Sekali lagi, pemandangan yang sangat menyakitkan hatinya terpampang jelas di depan mata tuanya, saat sang putra semata wayangnya diseret-seret secara paksa dalam keadaan tel*njang dan tak sadarkan diri.
Tubuh putranya yang masih dalam keadaan bugil diseret oleh kedua centeng melewati lapangan rumput yang berbatu dan akar-akar pohon besar dalam keadaan menghadap ke langit. Sehingga kemalu*nnya dipertontonkan kepada para babu yang ikut melihat peristiwa penggerebekan itu.
Tidak ada daya upaya dan kemampuan bagi dirinya untuk bisa membebaskan putranya dari perlakukan majikannya Juragan Karta. Syarif memang dalam posisi yang bersalah, apalagi itu dilakukan kepada istri dari orang yang memiliki harta dan kuasa.
Suara Nyai Sumi yang memohon-mohon meminta pengampunan kepada suaminya Juragan Karta terus terdengar sepanjang jalan. Tubuh polosnya ditarik-tarik oleh para babu untuk dipaksa agar terus berjalan.
Tidak ada rasa iba sedikit pun di hati Juragan Karta. Selain untuk memberikan hukuman, perlakuannya terhadap Sumi pun pastinya akan disaksikan oleh sang pujaan hatinya, Asih Sukesih. Dia sudah bisa membuktikan janjinya kepada Asih, jika dirinya berani membuang Sumi dari rumahnya tanpa membawa apapun, bahkan pakaian yang melekat di tubuh.
Juragan Karta sengaja memperlakukan Sumi sekeji itu untuk membuktikan kesungguhan cintanya kepada Asih. Jika dia sangat serius untuk mengambil Asih menjadi pendampingnya menggantikan posisi Sumi.
Suara teriakan juga jerit kesakitan Sumi dan Syarif di waktu malam yang sunyi saat sang juragan sedang mengamuk, ternyata mampu membuat warga berkumpul di halaman rumah sang juragan.

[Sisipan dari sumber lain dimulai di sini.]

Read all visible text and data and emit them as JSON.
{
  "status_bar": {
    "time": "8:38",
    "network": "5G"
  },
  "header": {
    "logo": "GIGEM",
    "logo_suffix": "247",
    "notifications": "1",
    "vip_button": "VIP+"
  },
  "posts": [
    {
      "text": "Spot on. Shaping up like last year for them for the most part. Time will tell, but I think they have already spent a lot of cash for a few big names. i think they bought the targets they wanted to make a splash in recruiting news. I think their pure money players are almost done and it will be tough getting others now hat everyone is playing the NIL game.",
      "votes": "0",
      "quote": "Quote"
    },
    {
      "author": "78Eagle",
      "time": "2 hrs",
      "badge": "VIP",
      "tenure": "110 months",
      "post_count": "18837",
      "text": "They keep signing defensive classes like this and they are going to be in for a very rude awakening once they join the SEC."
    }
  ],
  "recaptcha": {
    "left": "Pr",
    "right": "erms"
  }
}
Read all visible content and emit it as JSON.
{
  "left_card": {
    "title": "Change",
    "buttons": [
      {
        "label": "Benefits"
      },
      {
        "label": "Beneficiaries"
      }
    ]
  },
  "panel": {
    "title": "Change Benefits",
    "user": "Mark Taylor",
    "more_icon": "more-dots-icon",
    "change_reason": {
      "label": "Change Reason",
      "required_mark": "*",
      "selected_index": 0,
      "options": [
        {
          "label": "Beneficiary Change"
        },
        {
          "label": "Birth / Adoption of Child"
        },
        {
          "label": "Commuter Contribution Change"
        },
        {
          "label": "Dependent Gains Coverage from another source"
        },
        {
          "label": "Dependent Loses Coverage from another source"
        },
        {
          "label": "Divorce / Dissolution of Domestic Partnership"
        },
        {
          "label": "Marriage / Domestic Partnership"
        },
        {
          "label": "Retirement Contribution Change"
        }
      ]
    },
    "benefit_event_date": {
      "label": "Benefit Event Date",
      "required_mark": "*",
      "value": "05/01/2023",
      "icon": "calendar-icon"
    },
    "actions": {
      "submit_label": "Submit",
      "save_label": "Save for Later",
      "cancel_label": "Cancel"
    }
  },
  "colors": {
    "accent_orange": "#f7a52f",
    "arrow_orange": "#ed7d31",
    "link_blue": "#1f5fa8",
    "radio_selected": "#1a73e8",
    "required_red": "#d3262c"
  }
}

Kabar burung cepat menyebar hingga ke pelosok desa yang jaraknya jauh dari rumah sang juragan, membuat banyak warga berdatangan tanpa diundang, karena rasa penasaran atas apa yang sedang terjadi di rumah orang yang paling kaya dan paling berpengaruh di Desa Kemangi ini.
Puluhan obor menyala yang dibawa oleh warga memenuhi halaman rumah Juragan Karta yang luasnya hampir seluas lapangan sepak bola. Nyala puluhan api obor meliuk-liuk mengikuti arah angin berhembus. Bisik-bisik dan suara orang mengobrol terdengar sangat riuh. Mereka saling mengeluarkan pendapat, menduga-duga, tentang peristiwa apa yang sudah terjadi di rumah sang juragan.
Suara keriuhan warga mendadak menjadi henig dan sunyi, saat dua orang centeng muncul dari halaman samping rumah besar milik dari Juragan Karta sembari menyeret tubuh pria dewasa tanpa busana.
Seluruh tubuh dan wajahnya yang menghadap ke atas membuat warga langsung cepat mengenalinya, walaupun ada banyak bercakan darah menempel pada tubuh dan kepala pemuda telanjang tersebut.
"Eta, teh, lamun si Syarif bukan?"
"Iya, itu si Syarif, putranya Mak Encum."
Suara riuh kembali terdengar, semuanya bertanya-tanya apa yang sudah dilakukan oleh remaja berumur belasan tahun tersebut sampai sang juragan memperlakukan dan mempermalukannya seperti itu. Hampir semua mulut yang ada di situ mengeluarkan suara, dengan pendapatnya masing-masing. Kebanyakan wanita mengasihani setelah melihat kondisi Syarif.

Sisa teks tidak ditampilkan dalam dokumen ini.